Financial Daily from THE HINDU group of publications
Wednesday, Dec 15, 2004
Industry & Economy
Law Commission for Central Act to curb frivolous litigation
K. R. Srivats
New Delhi , Dec. 14
THE Law Commission of India has recommended that a Central Act be enacted to curb vexatious or frivolous litigation. It has suggested that this legislation should be on the lines of the Madras Act VIII of 1949.
At the same time, the Commission has not accepted the concept that the court fee should be increased to prevent frivolous and vexatious litigation. It has held in its report on revision of court fees structure, tabled in Parliament recently, that this concept is not consistent with the Articles 21, 38 and 39A of the Constitution of India. Court fees payable in all courts (except the Supreme Court) is a State subject as per the Constitutional scheme.

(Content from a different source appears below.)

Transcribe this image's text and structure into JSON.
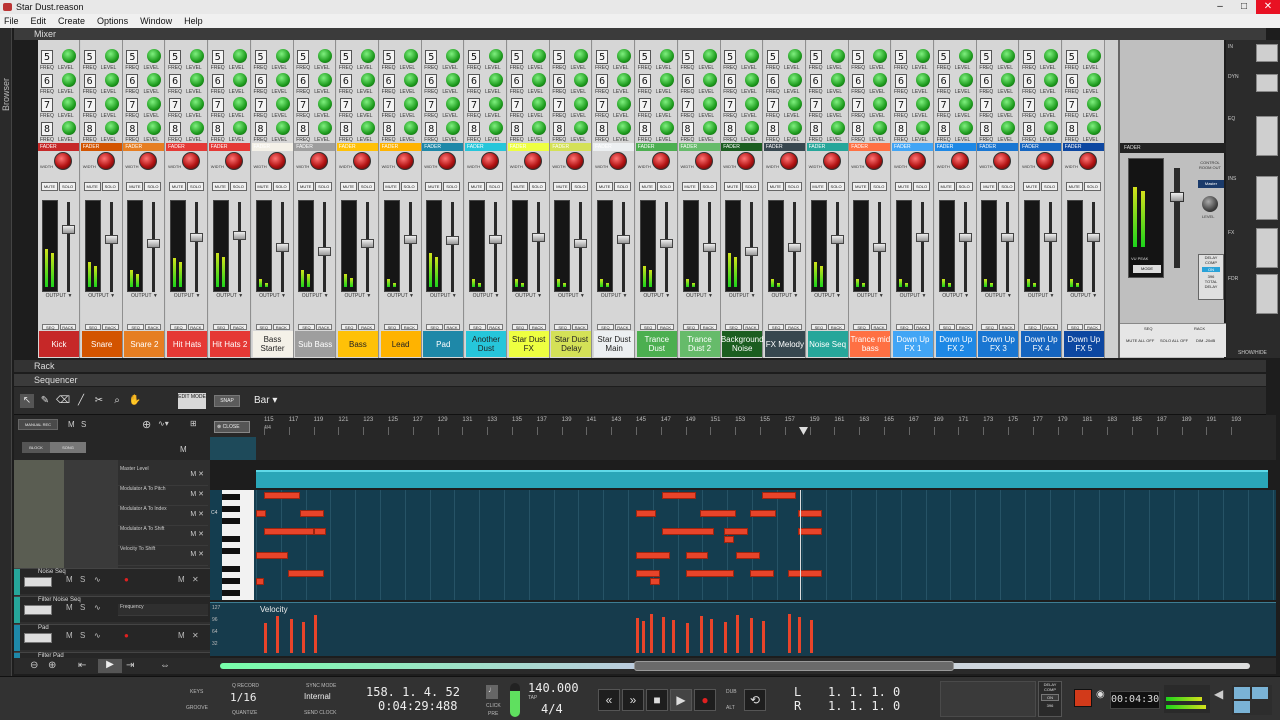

The Law Commission has also recommended that the amount of fine prescribed under the Indian Penal Code, 1860 and other old penal enactments be enhanced in proportion to the reduction in the value of the rupee.
It held that such a move would, to some extent, cover the increased cost of administration of justice.
On the Madras Act VIII of 1949, the report highlighted that the Act provides that when the High Court on an application made to it by the Advocate General is satisfied that any person has habitually and without any reasonable grounds instituted vexatious civil or criminal proceeding, in any court or courts, it may, after giving an opportunity of being heard, pass an order that no proceeding, civil or criminal, shall be instituted by him in any court without the leave of court.
As regards the court fees payable in the Supreme Court, the Law Commission has decided against recommending any amendments to such fees.
It has pointed out that the Supreme Court has already made rules that provide the table of court fees payable.
"In the light of the rules made by the Supreme Court, which that court is competent to modify or amend, the Law Commission does not propose to suggest any amendments so far as the Supreme Court is concerned," the Law Commission's report said.
The Commission has also recommended that fixed court fees payable in the Courts exercising jurisdiction over the Union Territories and where Schedule 2 of the Central Court Fee Act, 1870 governs it, should be enhanced in proportion to the reduction in the value of rupee. On the ad valorem court fees, the Commission has held that it may not be necessary to enhance the percentages consequent upon the devaluation of the rupee.
For ad valorem court fees, the levy is a percentage of the value of the claim.
The Commission has also emphasised that any enhancement of Court fee should not adversely affect the right of access to justice.
It has held that the amount collected by way of court fee should not be more than the expenditure incurred in administration of civil justice.